Assuming you have a process in place, there are certain established practices that will help reassure employee audiences. Together they help build voices, tone and content that employees will trust and follow.

Keys to success

Prepare before you communicate. Before you begin messaging, inform yourself as much as possible. Understand the parameters of the crisis:

  • Emergency information from trusted sources
  • How this will affect your business
  • How this will affect your employees
  • Projected timeframe
  • Steps being taken to mitigate impact
  • Costs to stakeholders

A complete picture will help you determine what needs to be communicated and when. 

Integrate with other planning. If you have a crisis communication plan, integrate these communications into that process. Don’t freelance or wing it. If you don’t have a crisis plan, make one and stick to it. When you get new information or new contingencies, integrate them into the flow you’ve established. A disciplined approach builds confidence in your audiences.
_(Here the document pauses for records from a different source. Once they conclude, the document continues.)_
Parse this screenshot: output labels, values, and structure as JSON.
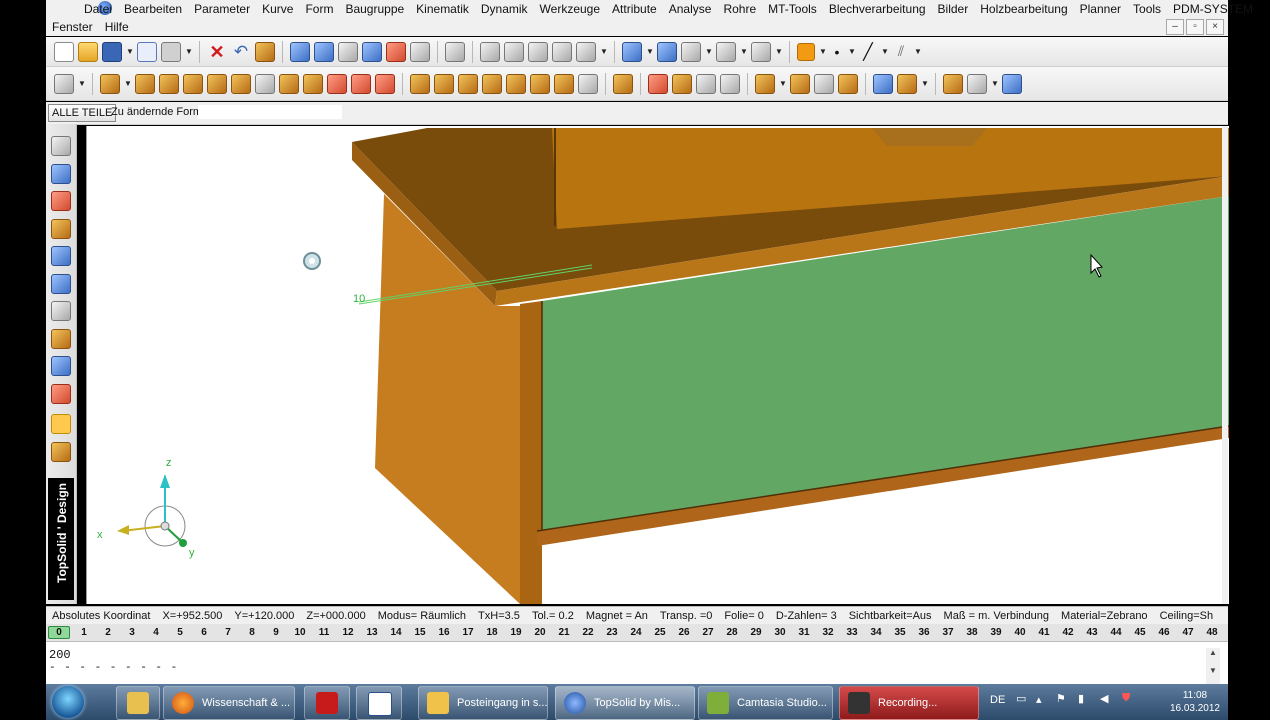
{
  "menu": {
    "row1": [
      "Datei",
      "Bearbeiten",
      "Parameter",
      "Kurve",
      "Form",
      "Baugruppe",
      "Kinematik",
      "Dynamik",
      "Werkzeuge",
      "Attribute",
      "Analyse",
      "Rohre",
      "MT-Tools",
      "Blechverarbeitung",
      "Bilder",
      "Holzbearbeitung",
      "Planner",
      "Tools",
      "PDM-SYSTEM"
    ],
    "row2": [
      "Fenster",
      "Hilfe"
    ],
    "window_buttons": [
      "–",
      "▫",
      "×"
    ]
  },
  "context": {
    "all_parts_button": "ALLE TEILE",
    "label": "Zu ändernde Form:",
    "input_value": ""
  },
  "viewport": {
    "dimension_label": "10",
    "axis_labels": {
      "z": "z",
      "x": "x",
      "y": "y"
    },
    "colors": {
      "wood_top": "#7a4c0c",
      "wood_side": "#c57d20",
      "panel": "#63a765"
    }
  },
  "branding": "TopSolid ' Design",
  "status": [
    "Absolutes Koordinat",
    "X=+952.500",
    "Y=+120.000",
    "Z=+000.000",
    "Modus= Räumlich",
    "TxH=3.5",
    "Tol.=  0.2",
    "Magnet = An",
    "Transp. =0",
    "Folie=  0",
    "D-Zahlen= 3",
    "Sichtbarkeit=Aus",
    "Maß = m. Verbindung",
    "Material=Zebrano",
    "Ceiling=Sh"
  ],
  "layers": [
    "0",
    "1",
    "2",
    "3",
    "4",
    "5",
    "6",
    "7",
    "8",
    "9",
    "10",
    "11",
    "12",
    "13",
    "14",
    "15",
    "16",
    "17",
    "18",
    "19",
    "20",
    "21",
    "22",
    "23",
    "24",
    "25",
    "26",
    "27",
    "28",
    "29",
    "30",
    "31",
    "32",
    "33",
    "34",
    "35",
    "36",
    "37",
    "38",
    "39",
    "40",
    "41",
    "42",
    "43",
    "44",
    "45",
    "46",
    "47",
    "48"
  ],
  "command": {
    "value": "200",
    "dashes": "- - - - - - - - -"
  },
  "taskbar": {
    "items": [
      "Wissenschaft & ...",
      "",
      "",
      "Posteingang in s...",
      "TopSolid by Mis...",
      "Camtasia Studio...",
      "Recording..."
    ],
    "language": "DE",
    "time": "11:08",
    "date": "16.03.2012"
  }
}
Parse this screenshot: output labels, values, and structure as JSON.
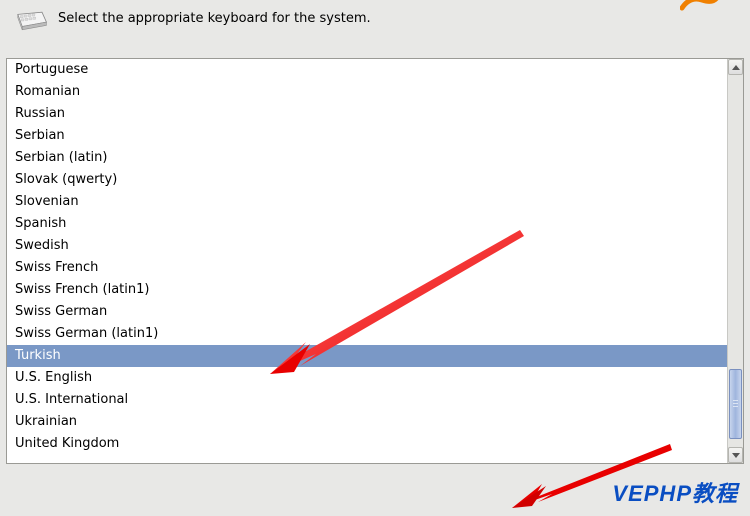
{
  "header": {
    "instruction": "Select the appropriate keyboard for the system."
  },
  "keyboard_list": {
    "selected_index": 13,
    "items": [
      "Portuguese",
      "Romanian",
      "Russian",
      "Serbian",
      "Serbian (latin)",
      "Slovak (qwerty)",
      "Slovenian",
      "Spanish",
      "Swedish",
      "Swiss French",
      "Swiss French (latin1)",
      "Swiss German",
      "Swiss German (latin1)",
      "Turkish",
      "U.S. English",
      "U.S. International",
      "Ukrainian",
      "United Kingdom"
    ]
  },
  "watermark": {
    "text": "VEPHP教程"
  },
  "colors": {
    "selection": "#7a98c6",
    "annotation_arrow": "#ff2a2a",
    "watermark_text": "#0a4ec2"
  }
}
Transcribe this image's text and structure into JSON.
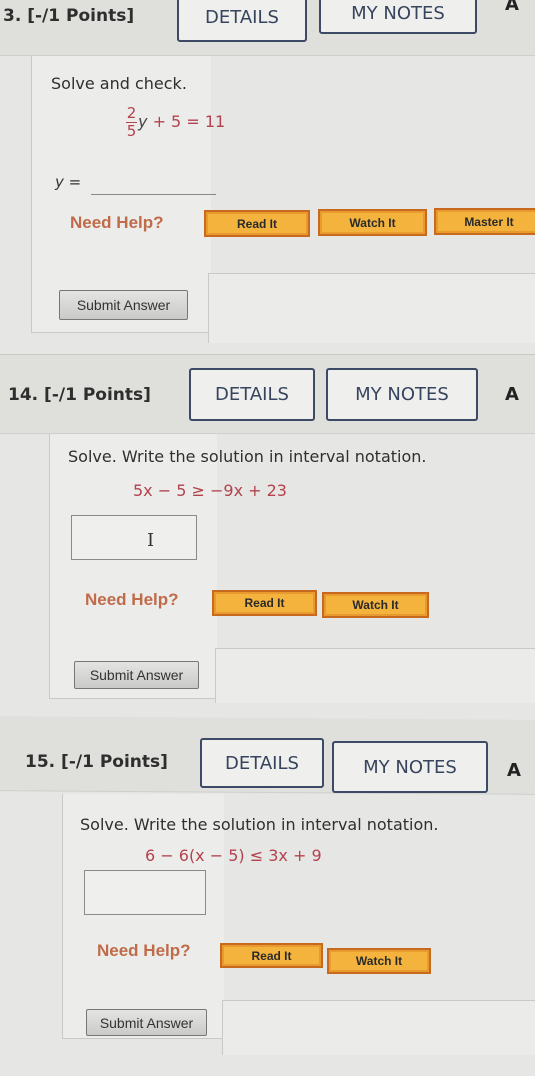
{
  "questions": [
    {
      "number_label": "3.",
      "points_label": "[-/1 Points]",
      "details_label": "DETAILS",
      "notes_label": "MY NOTES",
      "extra_label": "A",
      "prompt": "Solve and check.",
      "equation": {
        "frac_num": "2",
        "frac_den": "5",
        "var": "y",
        "rest": "+ 5 = 11"
      },
      "answer_label": "y =",
      "answer_value": "",
      "need_help": "Need Help?",
      "help_buttons": [
        "Read It",
        "Watch It",
        "Master It"
      ],
      "submit_label": "Submit Answer"
    },
    {
      "number_label": "14.",
      "points_label": "[-/1 Points]",
      "details_label": "DETAILS",
      "notes_label": "MY NOTES",
      "extra_label": "A",
      "prompt": "Solve. Write the solution in interval notation.",
      "equation_text": "5x − 5 ≥ −9x + 23",
      "answer_value": "",
      "need_help": "Need Help?",
      "help_buttons": [
        "Read It",
        "Watch It"
      ],
      "submit_label": "Submit Answer"
    },
    {
      "number_label": "15.",
      "points_label": "[-/1 Points]",
      "details_label": "DETAILS",
      "notes_label": "MY NOTES",
      "extra_label": "A",
      "prompt": "Solve. Write the solution in interval notation.",
      "equation_text": "6 − 6(x − 5) ≤ 3x + 9",
      "answer_value": "",
      "need_help": "Need Help?",
      "help_buttons": [
        "Read It",
        "Watch It"
      ],
      "submit_label": "Submit Answer"
    }
  ],
  "colors": {
    "need_help": "#c06b4a",
    "help_button_fill": "#f3b33d",
    "help_button_border": "#c86a1e",
    "math_red": "#b3424e",
    "header_button_border": "#3d4a66"
  }
}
Establish a face to the crisis. A CEO should offer assurances that a plan is in place and a high-level overview of that plan is ongoing. After that, if you have the resources, designate an information officer for the crisis. If not, appoint a spokesperson personifying leadership to employees and with experience in communicating to handle day-to-day messaging. If the crisis persists, this person can become an important and comforting presence to employees.

Create a vehicle for listening. Employees will have questions and concerns. Often these are things you haven’t considered, or concerns that are shared and need to be addressed. Internal social media platforms, audio and video conferencing offer many ways to create meaningful feedback mechanisms. Make these open. Set a tone that there are no stupid questions, while making sure conversations are managed by informed facilitators. 

Be honest. Tell your employees what you know and what you don’t know. If you’ve gathered information from important customers, partners or other sources that are opaque to employees, make those transparent. Also, share details of leadership’s response plan. You’re all on the same team and employees want to sense that they too are informed. 

Show empathy to employees. The unknowns of a crisis create a lot of stress and concern in employees. They depend on their jobs to feed and shelter their families, which makes the health of the company among their highest concerns. Demonstrate that you are aware of these concerns and show empathy for employees’ situation. If you have material ways to reassure them, express those. In any case, let them know that leadership is concerned with their well-being.

Communicate consistently. Make sure your messages are consistent in content, tone and frequency. News flashes and warnings may sell news media advertising, but they aren’t reassuring. Make sure each message is built on the previous content. Even if the situation shifts, make sure you are building on the precepts and contingencies you established initially. 

Don’t over promise. People will want guarantees of positive outcomes. Other than general assurances that the company is committed to working through the crisis, don’t promise specifics that are uncertain. For example, a temporary remote working set-up might evolve into a permanent situation, so don’t promise employees that they’ll be back in the office soon.

Keep on communicating. For the duration of the crisis, keep the information flowing and maintain a positive and hopeful tone. Repeat your key messages early and often. Let employees know that you are monitoring the disruption and that you will be their partner until it ends. 

Time to shine

You can turn a crisis into an opportunity. When your team successfully combines these strategies you will reassure your employees. As a result, levels of trust will rise between management and employees. Overcoming obstacles builds resilience in people and organizations. Companies that lead their employees through both good and bad situations build an organization of seasoned, flexible and capable employees.